Mozasu laughed. “Yes, Pastor John. Today, I earned lot money. Tomorrow, I make more! Do you need money?”
“No, thank you, Moses. But please remember to help the poor, Moses. There are many among us.”
“The pachinko money isn’t mine, Pastor John. My boss is rich, but I am not a rich man yet. One day, I will rich.”
“You will be rich.”
“Yes, I will be rich man, Pastor John. A man must have money.”
John smiled at Moses kindly, wanting to disabuse him of such idolatrous notions, but he turned to Yumi.
“Yumi, how many uniforms did you make today?”

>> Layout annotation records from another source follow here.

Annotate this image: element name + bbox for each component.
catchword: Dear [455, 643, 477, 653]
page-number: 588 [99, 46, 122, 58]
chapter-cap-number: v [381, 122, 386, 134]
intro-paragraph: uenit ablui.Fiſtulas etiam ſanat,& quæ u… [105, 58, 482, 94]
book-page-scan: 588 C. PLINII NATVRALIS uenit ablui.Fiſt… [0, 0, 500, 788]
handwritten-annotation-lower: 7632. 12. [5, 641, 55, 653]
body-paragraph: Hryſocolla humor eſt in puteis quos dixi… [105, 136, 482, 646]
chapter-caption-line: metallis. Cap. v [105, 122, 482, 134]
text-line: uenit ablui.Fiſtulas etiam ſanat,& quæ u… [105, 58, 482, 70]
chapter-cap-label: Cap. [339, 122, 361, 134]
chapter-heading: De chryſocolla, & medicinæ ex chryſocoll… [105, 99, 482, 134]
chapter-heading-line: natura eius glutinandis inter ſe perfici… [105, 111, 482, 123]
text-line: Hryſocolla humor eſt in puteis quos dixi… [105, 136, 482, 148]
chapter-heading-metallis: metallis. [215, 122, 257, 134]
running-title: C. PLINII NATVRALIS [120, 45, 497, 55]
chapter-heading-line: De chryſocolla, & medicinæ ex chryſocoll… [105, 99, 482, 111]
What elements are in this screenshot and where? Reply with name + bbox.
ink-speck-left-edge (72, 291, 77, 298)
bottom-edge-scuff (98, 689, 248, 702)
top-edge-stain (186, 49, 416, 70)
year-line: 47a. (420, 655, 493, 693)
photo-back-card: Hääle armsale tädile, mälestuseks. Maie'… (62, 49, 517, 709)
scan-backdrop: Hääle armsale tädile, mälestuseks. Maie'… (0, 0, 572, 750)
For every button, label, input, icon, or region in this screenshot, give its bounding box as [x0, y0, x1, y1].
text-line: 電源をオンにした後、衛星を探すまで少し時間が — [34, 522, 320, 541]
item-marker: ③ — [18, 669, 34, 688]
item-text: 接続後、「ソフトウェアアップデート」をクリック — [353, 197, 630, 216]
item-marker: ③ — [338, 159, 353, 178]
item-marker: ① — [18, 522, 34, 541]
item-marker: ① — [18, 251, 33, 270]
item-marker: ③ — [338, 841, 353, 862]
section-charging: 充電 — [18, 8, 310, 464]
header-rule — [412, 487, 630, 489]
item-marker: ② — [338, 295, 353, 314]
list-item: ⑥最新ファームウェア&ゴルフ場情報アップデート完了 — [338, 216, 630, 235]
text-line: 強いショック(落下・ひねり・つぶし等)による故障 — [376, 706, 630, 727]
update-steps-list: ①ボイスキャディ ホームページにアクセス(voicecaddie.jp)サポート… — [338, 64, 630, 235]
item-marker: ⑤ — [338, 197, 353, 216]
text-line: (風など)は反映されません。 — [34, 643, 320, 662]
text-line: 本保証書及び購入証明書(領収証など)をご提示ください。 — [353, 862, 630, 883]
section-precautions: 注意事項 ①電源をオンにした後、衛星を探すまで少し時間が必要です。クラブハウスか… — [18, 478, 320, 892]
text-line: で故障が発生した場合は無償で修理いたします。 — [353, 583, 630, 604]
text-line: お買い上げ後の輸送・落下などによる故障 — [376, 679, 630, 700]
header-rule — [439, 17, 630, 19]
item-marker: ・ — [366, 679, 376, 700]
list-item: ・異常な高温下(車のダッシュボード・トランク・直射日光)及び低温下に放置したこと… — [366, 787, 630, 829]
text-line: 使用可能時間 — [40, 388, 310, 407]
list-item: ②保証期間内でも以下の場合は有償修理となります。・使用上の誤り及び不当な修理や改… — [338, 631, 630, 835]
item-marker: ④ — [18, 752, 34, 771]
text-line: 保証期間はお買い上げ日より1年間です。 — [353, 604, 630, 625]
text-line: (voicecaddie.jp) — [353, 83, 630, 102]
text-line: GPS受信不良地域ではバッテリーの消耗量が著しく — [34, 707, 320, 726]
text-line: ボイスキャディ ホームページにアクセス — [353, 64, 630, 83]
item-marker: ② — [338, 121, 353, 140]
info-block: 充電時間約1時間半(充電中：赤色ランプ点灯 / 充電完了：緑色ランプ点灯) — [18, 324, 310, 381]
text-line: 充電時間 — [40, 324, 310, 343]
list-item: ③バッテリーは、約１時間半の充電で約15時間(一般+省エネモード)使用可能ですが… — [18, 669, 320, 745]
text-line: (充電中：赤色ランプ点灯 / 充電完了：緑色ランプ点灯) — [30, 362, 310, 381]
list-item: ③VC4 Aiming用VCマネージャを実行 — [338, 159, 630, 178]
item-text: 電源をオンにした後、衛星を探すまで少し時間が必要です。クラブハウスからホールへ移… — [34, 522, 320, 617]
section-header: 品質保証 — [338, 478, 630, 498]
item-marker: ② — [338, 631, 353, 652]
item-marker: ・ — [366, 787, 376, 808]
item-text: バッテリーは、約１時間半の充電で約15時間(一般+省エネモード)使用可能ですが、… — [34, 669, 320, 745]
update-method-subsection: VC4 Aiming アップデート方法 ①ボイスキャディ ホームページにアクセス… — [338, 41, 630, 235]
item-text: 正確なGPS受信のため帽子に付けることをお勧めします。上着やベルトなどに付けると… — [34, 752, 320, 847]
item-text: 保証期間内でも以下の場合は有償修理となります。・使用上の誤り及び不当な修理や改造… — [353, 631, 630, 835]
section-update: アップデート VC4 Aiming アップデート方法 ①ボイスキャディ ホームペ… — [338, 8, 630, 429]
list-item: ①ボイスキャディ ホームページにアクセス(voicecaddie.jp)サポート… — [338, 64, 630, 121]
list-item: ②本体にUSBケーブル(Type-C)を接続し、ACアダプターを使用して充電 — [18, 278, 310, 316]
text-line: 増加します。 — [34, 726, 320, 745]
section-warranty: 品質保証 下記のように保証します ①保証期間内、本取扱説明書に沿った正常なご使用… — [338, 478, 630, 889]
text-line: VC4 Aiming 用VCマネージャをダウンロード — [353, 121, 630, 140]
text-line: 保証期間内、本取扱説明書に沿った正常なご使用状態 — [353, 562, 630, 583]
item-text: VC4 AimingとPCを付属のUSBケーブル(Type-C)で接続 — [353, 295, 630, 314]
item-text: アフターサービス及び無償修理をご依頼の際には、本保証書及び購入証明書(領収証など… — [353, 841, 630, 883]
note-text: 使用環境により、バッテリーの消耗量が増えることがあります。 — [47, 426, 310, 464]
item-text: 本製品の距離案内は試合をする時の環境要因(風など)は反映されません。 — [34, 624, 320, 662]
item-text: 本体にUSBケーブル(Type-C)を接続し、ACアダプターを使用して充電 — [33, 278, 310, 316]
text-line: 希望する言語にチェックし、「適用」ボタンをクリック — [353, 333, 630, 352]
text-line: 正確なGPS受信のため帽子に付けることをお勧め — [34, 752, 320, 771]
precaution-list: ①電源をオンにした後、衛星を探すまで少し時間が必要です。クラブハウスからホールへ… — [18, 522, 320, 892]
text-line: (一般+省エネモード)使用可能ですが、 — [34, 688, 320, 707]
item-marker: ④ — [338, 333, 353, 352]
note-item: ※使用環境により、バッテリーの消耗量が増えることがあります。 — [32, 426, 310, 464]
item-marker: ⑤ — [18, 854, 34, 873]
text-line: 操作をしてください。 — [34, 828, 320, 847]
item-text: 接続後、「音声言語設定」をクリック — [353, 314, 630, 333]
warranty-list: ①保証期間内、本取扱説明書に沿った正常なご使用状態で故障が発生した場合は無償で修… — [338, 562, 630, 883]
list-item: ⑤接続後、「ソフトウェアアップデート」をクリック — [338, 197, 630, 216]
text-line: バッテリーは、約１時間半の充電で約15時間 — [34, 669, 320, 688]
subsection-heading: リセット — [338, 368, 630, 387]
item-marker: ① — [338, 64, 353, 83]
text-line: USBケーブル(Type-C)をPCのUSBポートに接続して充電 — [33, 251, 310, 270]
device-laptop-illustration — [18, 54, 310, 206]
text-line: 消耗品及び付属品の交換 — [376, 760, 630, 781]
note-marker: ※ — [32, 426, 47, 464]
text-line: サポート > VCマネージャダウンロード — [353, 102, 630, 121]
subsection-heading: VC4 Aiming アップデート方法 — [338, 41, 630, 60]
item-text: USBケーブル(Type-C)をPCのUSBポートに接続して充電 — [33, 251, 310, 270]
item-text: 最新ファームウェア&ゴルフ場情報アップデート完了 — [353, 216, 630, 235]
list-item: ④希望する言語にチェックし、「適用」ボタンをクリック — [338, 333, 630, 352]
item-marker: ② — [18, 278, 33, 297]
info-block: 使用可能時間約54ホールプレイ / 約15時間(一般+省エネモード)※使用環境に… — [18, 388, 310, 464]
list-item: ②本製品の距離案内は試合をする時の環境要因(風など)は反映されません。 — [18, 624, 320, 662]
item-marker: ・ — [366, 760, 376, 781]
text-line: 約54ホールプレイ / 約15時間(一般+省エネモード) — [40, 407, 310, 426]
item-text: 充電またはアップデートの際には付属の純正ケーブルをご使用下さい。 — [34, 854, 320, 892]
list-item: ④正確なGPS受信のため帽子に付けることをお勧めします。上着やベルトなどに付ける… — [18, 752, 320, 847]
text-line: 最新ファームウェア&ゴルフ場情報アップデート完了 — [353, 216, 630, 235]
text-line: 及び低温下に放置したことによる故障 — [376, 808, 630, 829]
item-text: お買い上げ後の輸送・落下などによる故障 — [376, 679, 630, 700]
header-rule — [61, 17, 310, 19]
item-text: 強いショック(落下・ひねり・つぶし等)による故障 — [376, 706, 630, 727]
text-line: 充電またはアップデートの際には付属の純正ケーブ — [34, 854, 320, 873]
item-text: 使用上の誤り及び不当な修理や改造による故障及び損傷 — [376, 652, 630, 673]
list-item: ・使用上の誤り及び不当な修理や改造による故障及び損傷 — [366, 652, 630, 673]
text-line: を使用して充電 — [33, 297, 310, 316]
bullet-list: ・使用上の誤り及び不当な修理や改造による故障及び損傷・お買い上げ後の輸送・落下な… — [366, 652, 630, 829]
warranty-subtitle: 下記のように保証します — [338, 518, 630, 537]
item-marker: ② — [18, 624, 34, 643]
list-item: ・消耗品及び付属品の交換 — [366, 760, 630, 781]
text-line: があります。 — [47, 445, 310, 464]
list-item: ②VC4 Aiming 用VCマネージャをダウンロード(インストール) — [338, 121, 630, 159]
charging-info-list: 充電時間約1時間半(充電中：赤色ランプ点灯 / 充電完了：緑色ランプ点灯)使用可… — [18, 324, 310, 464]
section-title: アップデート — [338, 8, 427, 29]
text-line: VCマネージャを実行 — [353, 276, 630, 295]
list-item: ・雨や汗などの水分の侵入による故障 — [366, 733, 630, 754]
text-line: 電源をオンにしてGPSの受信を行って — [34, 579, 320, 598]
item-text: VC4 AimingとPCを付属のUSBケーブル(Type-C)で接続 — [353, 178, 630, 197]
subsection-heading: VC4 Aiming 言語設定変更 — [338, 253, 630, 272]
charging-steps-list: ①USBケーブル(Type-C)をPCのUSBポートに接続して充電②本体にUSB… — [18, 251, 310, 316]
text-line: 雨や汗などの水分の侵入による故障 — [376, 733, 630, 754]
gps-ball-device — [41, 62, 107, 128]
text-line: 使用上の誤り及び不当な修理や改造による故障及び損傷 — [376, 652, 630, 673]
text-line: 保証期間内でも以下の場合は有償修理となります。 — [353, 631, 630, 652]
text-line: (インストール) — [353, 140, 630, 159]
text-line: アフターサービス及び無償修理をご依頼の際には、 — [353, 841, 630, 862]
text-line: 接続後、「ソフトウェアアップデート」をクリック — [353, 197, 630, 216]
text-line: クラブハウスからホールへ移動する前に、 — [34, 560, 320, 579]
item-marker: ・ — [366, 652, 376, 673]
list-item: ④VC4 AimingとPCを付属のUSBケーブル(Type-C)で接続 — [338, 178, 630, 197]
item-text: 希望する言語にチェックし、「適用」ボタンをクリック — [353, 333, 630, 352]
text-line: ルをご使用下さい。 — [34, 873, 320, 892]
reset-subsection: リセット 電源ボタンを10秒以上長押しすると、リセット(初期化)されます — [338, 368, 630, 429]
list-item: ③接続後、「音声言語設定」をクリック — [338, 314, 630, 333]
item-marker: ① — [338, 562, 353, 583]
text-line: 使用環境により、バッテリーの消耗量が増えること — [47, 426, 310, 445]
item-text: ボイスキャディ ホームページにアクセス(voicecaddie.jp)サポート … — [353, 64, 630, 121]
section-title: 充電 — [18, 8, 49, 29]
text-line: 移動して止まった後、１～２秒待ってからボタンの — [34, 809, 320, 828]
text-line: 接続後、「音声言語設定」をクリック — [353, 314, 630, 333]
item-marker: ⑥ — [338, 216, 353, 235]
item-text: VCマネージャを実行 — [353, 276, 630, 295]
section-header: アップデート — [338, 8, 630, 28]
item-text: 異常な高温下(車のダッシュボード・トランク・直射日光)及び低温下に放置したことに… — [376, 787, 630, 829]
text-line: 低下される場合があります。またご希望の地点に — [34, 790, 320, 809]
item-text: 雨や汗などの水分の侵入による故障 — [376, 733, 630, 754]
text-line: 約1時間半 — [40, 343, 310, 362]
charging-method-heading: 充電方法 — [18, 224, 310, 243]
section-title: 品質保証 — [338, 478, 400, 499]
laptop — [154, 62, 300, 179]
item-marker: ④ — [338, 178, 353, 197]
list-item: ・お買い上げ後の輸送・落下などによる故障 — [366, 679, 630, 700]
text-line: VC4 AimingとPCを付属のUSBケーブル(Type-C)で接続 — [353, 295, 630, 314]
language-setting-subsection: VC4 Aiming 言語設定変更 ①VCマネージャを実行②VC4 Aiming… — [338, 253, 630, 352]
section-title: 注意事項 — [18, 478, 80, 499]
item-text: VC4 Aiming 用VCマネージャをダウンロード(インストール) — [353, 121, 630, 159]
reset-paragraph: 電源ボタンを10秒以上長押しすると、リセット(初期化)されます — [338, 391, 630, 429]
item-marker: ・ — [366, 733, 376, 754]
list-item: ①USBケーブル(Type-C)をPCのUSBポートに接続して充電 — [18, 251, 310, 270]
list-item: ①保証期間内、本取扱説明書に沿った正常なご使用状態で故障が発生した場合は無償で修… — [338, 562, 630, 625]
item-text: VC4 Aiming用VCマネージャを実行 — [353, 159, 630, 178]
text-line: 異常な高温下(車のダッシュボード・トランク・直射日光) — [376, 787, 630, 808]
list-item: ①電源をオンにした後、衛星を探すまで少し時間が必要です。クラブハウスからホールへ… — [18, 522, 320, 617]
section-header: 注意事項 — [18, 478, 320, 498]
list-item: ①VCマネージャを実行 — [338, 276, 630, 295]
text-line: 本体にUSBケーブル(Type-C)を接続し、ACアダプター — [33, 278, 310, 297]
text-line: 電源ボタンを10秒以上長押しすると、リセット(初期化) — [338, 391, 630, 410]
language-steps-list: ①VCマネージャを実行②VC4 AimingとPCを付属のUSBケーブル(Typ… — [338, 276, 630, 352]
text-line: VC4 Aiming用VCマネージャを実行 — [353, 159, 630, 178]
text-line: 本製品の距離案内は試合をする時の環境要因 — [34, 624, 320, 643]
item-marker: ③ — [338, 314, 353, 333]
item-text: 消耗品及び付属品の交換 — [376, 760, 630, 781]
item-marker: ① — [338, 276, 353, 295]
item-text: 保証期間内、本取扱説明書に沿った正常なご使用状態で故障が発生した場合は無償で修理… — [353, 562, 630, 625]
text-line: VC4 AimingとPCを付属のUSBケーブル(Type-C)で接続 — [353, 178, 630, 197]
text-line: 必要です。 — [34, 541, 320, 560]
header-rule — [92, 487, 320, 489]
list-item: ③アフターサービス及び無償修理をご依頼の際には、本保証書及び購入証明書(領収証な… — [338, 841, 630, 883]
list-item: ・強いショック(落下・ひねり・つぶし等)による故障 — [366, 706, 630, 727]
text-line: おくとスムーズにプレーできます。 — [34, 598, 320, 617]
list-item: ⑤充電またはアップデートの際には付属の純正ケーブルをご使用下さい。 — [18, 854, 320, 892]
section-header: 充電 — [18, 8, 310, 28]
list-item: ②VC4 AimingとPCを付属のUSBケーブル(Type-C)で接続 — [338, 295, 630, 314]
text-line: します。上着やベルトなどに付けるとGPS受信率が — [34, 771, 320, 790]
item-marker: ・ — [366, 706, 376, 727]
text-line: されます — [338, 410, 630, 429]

Yumi smiled and color rushed to her face.
“Today, I made two vests, Pastor John.”
John moved on to the others, encouraging the reserved students to talk to each other as well as to the class. He wanted the Koreans to speak well; he wanted no one ever to look down on them. He had left his beautifully comfortable life in Princeton, New Jersey, because he felt sorry for the impoverished Koreans in Japan. In his wonderful childhood, filled with the warmth of his loving parents, he had always felt bad for the Koreans who had lost their nation for good. People like Moses and Yumi had never been to Korea. There was always talk of Koreans going back home, but in a way, all of them had lost the home in their minds for good. His parents had adopted him alone, and he had no known siblings. Because John had always felt so happy with his parents, he’d felt guilty that many others hadn’t been chosen the way he was. Why was that? He wanted to know. There were unhappy adoptions, to be sure, but John knew his lot was better than almost anyone’s. “Chosen” was always the word his mother had used with him.
“We chose you, our darling John. You had the loveliest smile, even as a small baby. The ladies at the orphanage loved holding you, because you were such an affectionate child.”
Teaching English class wasn’t part of his job as a pastor. He didn’t proselytize his students, most of whom were not parishioners. John loved the sound of English words, the sounds of Americans talking. He wanted to give this to the poor Koreans in Osaka. He wanted them to have another language that wasn’t Japanese.
Like his students, John was born in Japan to Korean parents. His biological parents had left him with their landlord. John didn’t know how old he was exactly. His parents had given him the birthday of Martin Luther, November 10. The only fact he knew about his birth parents was that they had left their rented room in the early hours of the morning without paying the rent and had left him behind. His adoptive mother said this must have been because the landlord had money and shelter, and wherever his biological parents were going, they may not have been able to give these things to him. Their sacrifice of leaving him was an act of love, his mother had said every time John had asked about them. Nevertheless, whenever John saw an older Korean woman or man who could be the age of his parents, he wondered. He could not help it. He wished he could give them money now, for John was a very wealthy man, and he wished he could meet his biological parents and give them a house to keep them warm and food to eat when they were hungry.